Ein 30-Jähriger wurde am Freitagabend, 14. Oktober 2022, festgenommen, nachdem er versuchte zwei Paar Schuhe aus einem Geschäft in Öhringen zu entwenden. Der Mann begab sich gegen 17 Uhr in den Sportladen in der Poststraße und nahm die Schuhe an sich. Als er versuchte diese zu entwenden, schöpfte ein Mitarbeiter Verdacht und wollte in die Tasche des Mannes schauen. Hierbei versuchte dieser zu fliehen, sprang über ein Geländer vom ersten Obergeschoss auf die Treppe und rannte anschließend gegen die Glasschiebetür am Ausgang. Diese wurde zuvor durch eine Mitarbeiterin verschlossen. Der Versuch die Tür einzutreten misslang.

Der 30-Jährige bedrohte einen Mitarbeiter und schlug um sich, traf jedoch niemanden. Anschließend rannte er aus dem Geschäft davon. Zwei Passanten gelang es den Flüchtenden am Marktplatz in Öhringen zu überwältigen und bis zum Eintreffen der Polizei festzuhalten. Verletzt wurde hierbei niemand. Der Dieb muss nun mit einer Anzeige rechnen.

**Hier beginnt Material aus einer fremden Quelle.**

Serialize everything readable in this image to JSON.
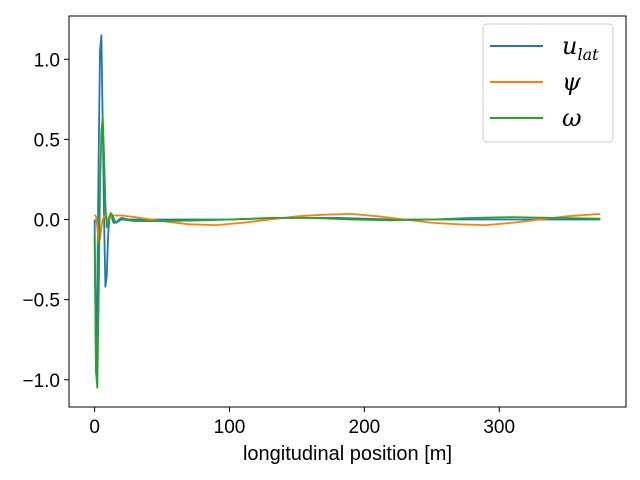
{
  "chart_data": {
    "type": "line",
    "title": "",
    "xlabel": "longitudinal position [m]",
    "ylabel": "",
    "xlim": [
      -19,
      394
    ],
    "ylim": [
      -1.17,
      1.27
    ],
    "xticks": [
      0,
      100,
      200,
      300
    ],
    "yticks": [
      -1.0,
      -0.5,
      0.0,
      0.5,
      1.0
    ],
    "xtick_labels": [
      "0",
      "100",
      "200",
      "300"
    ],
    "ytick_labels": [
      "−1.0",
      "−0.5",
      "0.0",
      "0.5",
      "1.0"
    ],
    "grid": false,
    "legend_position": "top-right",
    "series": [
      {
        "name": "u_lat",
        "label_main": "u",
        "label_sub": "lat",
        "color": "#1f77b4",
        "x": [
          0,
          1,
          2,
          3,
          4,
          5,
          6,
          7,
          8,
          9,
          10,
          11,
          12,
          14,
          16,
          18,
          20,
          25,
          30,
          40,
          60,
          100,
          140,
          180,
          220,
          260,
          300,
          340,
          375
        ],
        "y": [
          0.0,
          -0.95,
          -0.4,
          0.4,
          1.05,
          1.15,
          0.6,
          0.0,
          -0.42,
          -0.35,
          -0.1,
          0.02,
          0.03,
          -0.02,
          -0.02,
          0.0,
          0.01,
          0.0,
          0.0,
          0.0,
          0.0,
          0.0,
          0.01,
          0.01,
          0.0,
          0.0,
          0.0,
          0.0,
          0.0
        ]
      },
      {
        "name": "ψ",
        "label_main": "ψ",
        "label_sub": "",
        "color": "#ff7f0e",
        "x": [
          0,
          1,
          2,
          3,
          4,
          5,
          6,
          7,
          8,
          10,
          12,
          15,
          20,
          30,
          50,
          70,
          90,
          110,
          130,
          150,
          170,
          190,
          210,
          230,
          250,
          270,
          290,
          310,
          330,
          350,
          375
        ],
        "y": [
          0.03,
          0.02,
          -0.05,
          -0.15,
          -0.12,
          -0.05,
          0.0,
          0.02,
          0.01,
          0.0,
          0.02,
          0.025,
          0.025,
          0.015,
          -0.01,
          -0.03,
          -0.035,
          -0.02,
          0.0,
          0.02,
          0.03,
          0.035,
          0.02,
          0.0,
          -0.02,
          -0.03,
          -0.035,
          -0.02,
          0.0,
          0.02,
          0.035
        ]
      },
      {
        "name": "ω",
        "label_main": "ω",
        "label_sub": "",
        "color": "#2ca02c",
        "x": [
          0,
          1,
          2,
          3,
          4,
          5,
          6,
          7,
          8,
          9,
          10,
          11,
          12,
          13,
          14,
          15,
          16,
          18,
          20,
          25,
          30,
          50,
          80,
          100,
          130,
          160,
          190,
          220,
          250,
          280,
          310,
          340,
          375
        ],
        "y": [
          -0.1,
          -0.95,
          -1.05,
          -0.5,
          0.2,
          0.55,
          0.64,
          0.4,
          0.1,
          -0.05,
          -0.02,
          0.02,
          0.04,
          0.03,
          0.01,
          -0.01,
          -0.02,
          -0.01,
          0.0,
          -0.005,
          -0.01,
          -0.01,
          -0.005,
          0.0,
          0.01,
          0.01,
          0.0,
          -0.005,
          0.0,
          0.01,
          0.015,
          0.01,
          0.005
        ]
      }
    ]
  }
}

Pressemitteilung Polizei Heilbronn




Kabeltrommeln entwendet – Täter flüchtig

Drei Unbekannte stahlen am Sonntag, 16. Oktober 2022, mehrere Kabelrollen von einer Baustelle in Künzelsau-Gaisbach. Die Täter fuhren gegen 12.15 Uhr mit einem blauen Seat Alhambra auf das Gelände in der Schliffenstraße. Ein Zeuge beobachtete wie drei Männer die Rollen von einem Lagerplatz in den Kofferraum des Fahrzeuges luden und davonfuhren. Die Täter konnten entkommen.

Die Ermittlungen dauern an. Zeugen, die Hinweise zur Tat oder den Tätern geben können, werden gebeten, sich unter der Telefonnummer 07940 9400 beim Polizeirevier Künzelsau zu melden.

Pressemitteilung Polizei Heilbronn




Radfahrer nach Sturz schwer verletzt

Ein 34-Jähriger wurde am Mittwoch, 12. Oktober 2022,  nach einem Unfall bei Künzelsau mit dem Rettungshubschrauber ins Krankenhaus gebracht. Der Mann war mit seinem Fahrrad gegen 16.30 Uhr auf dem Rad- und Fußweg von Haag kommend in Richtung Künzelsau unterwegs, als er einen aufgestellten Poller mit dem Lenkrad touchierte. Hierdurch stürzte er zu Boden und wurde schwer verletzt. Am Fahrrad entstand Sachschaden von rund 1.800 Euro.